I was tempted, when i came to the place in my life, to realise that being gay was just part of who i am, and that it is not going to go away or change, to say that if God is against homosexuality - then he shouldn't have made me one. That if He won't accept me, then I may as well enjoy life and MAYBE there is no God at all. I had that thought for about 2 seconds, when I remembered that I had experienced the miracles and love of God, and that there was no way I could deny His reality. I consequently set out to understand this apparent anomaly.

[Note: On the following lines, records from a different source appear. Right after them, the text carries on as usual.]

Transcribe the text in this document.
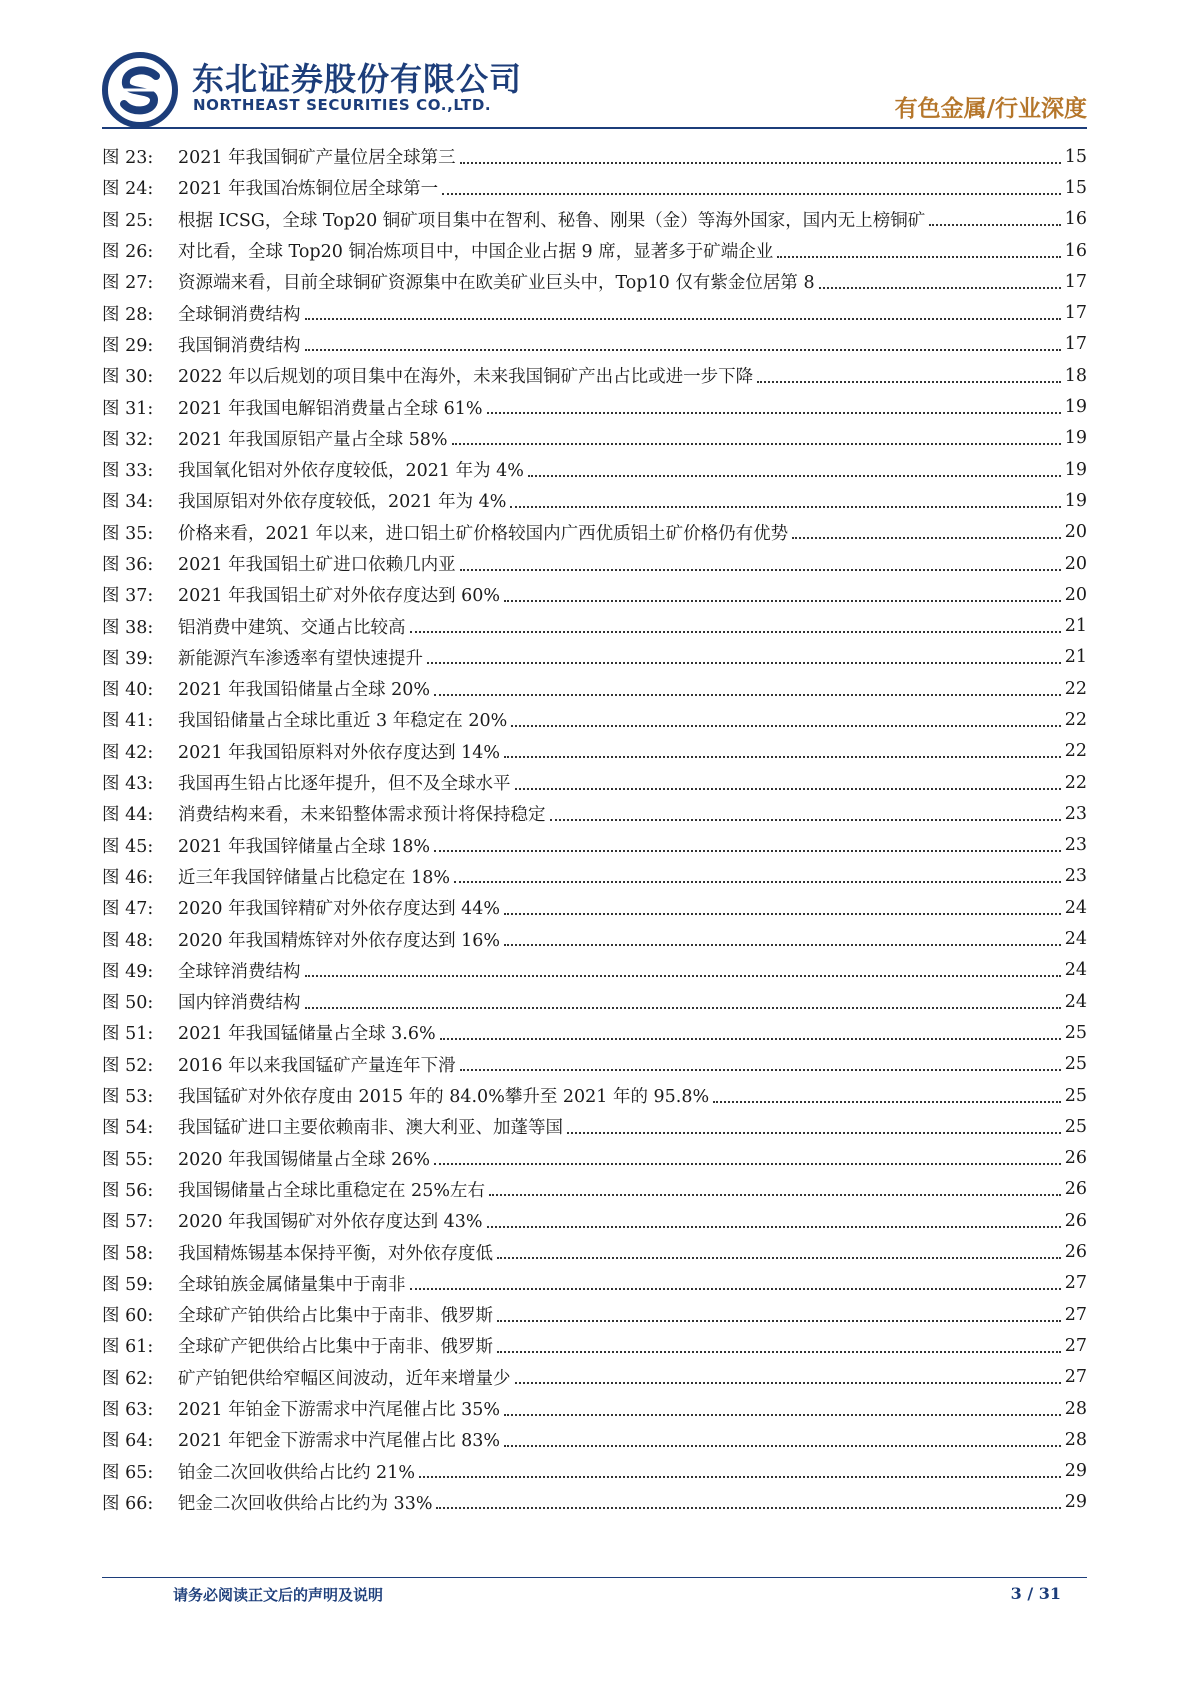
东北证券股份有限公司
NORTHEAST SECURITIES CO.,LTD.	有色金属/行业深度
图 23:	2021 年我国铜矿产量位居全球第三	15
图 24:	2021 年我国冶炼铜位居全球第一	15
图 25:	根据 ICSG，全球 Top20 铜矿项目集中在智利、秘鲁、刚果（金）等海外国家，国内无上榜铜矿	16
图 26:	对比看，全球 Top20 铜冶炼项目中，中国企业占据 9 席，显著多于矿端企业	16
图 27:	资源端来看，目前全球铜矿资源集中在欧美矿业巨头中，Top10 仅有紫金位居第 8	17
图 28:	全球铜消费结构	17
图 29:	我国铜消费结构	17
图 30:	2022 年以后规划的项目集中在海外，未来我国铜矿产出占比或进一步下降	18
图 31:	2021 年我国电解铝消费量占全球 61%	19
图 32:	2021 年我国原铝产量占全球 58%	19
图 33:	我国氧化铝对外依存度较低，2021 年为 4%	19
图 34:	我国原铝对外依存度较低，2021 年为 4%	19
图 35:	价格来看，2021 年以来，进口铝土矿价格较国内广西优质铝土矿价格仍有优势	20
图 36:	2021 年我国铝土矿进口依赖几内亚	20
图 37:	2021 年我国铝土矿对外依存度达到 60%	20
图 38:	铝消费中建筑、交通占比较高	21
图 39:	新能源汽车渗透率有望快速提升	21
图 40:	2021 年我国铅储量占全球 20%	22
图 41:	我国铅储量占全球比重近 3 年稳定在 20%	22
图 42:	2021 年我国铅原料对外依存度达到 14%	22
图 43:	我国再生铅占比逐年提升，但不及全球水平	22
图 44:	消费结构来看，未来铅整体需求预计将保持稳定	23
图 45:	2021 年我国锌储量占全球 18%	23
图 46:	近三年我国锌储量占比稳定在 18%	23
图 47:	2020 年我国锌精矿对外依存度达到 44%	24
图 48:	2020 年我国精炼锌对外依存度达到 16%	24
图 49:	全球锌消费结构	24
图 50:	国内锌消费结构	24
图 51:	2021 年我国锰储量占全球 3.6%	25
图 52:	2016 年以来我国锰矿产量连年下滑	25
图 53:	我国锰矿对外依存度由 2015 年的 84.0%攀升至 2021 年的 95.8%	25
图 54:	我国锰矿进口主要依赖南非、澳大利亚、加蓬等国	25
图 55:	2020 年我国锡储量占全球 26%	26
图 56:	我国锡储量占全球比重稳定在 25%左右	26
图 57:	2020 年我国锡矿对外依存度达到 43%	26
图 58:	我国精炼锡基本保持平衡，对外依存度低	26
图 59:	全球铂族金属储量集中于南非	27
图 60:	全球矿产铂供给占比集中于南非、俄罗斯	27
图 61:	全球矿产钯供给占比集中于南非、俄罗斯	27
图 62:	矿产铂钯供给窄幅区间波动，近年来增量少	27
图 63:	2021 年铂金下游需求中汽尾催占比 35%	28
图 64:	2021 年钯金下游需求中汽尾催占比 83%	28
图 65:	铂金二次回收供给占比约 21%	29
图 66:	钯金二次回收供给占比约为 33%	29
请务必阅读正文后的声明及说明	3 / 31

I cannot say i have got a total handle on it, but I can confidently say that I am His child, His gay child.He couldn't love me any more - He gave His life for me on the Cross, and wouldn't love me any less - the Bible says that He will not let anyone snatch us out of His hand, and in Romans that NOTHING can separate us from the Love of God. Nothing in all creation - that I presume includes homosexuality. if you say that homosexuality does separate us from God's love you seem to be in direct contradiction with the word of God.
In conclusion, We have in the Bible God's Words to Us a special gift, to be treasured and used. It is both a unit in that it is all God's Word, and it is multifaceted, in that it is 66 documents written by different authors over a great span of years. And just as a a wedding ring given to a wife is entirely beautiful and yet when the bride shows off her special ring, it is the precious stones that are set in the ring that she draws your attention to. Like those precious stones , those sapohires, emerals or diamonds, The Ten Commandments and the Words of Jesus are aspects on which we can easily focus as being a little extra special.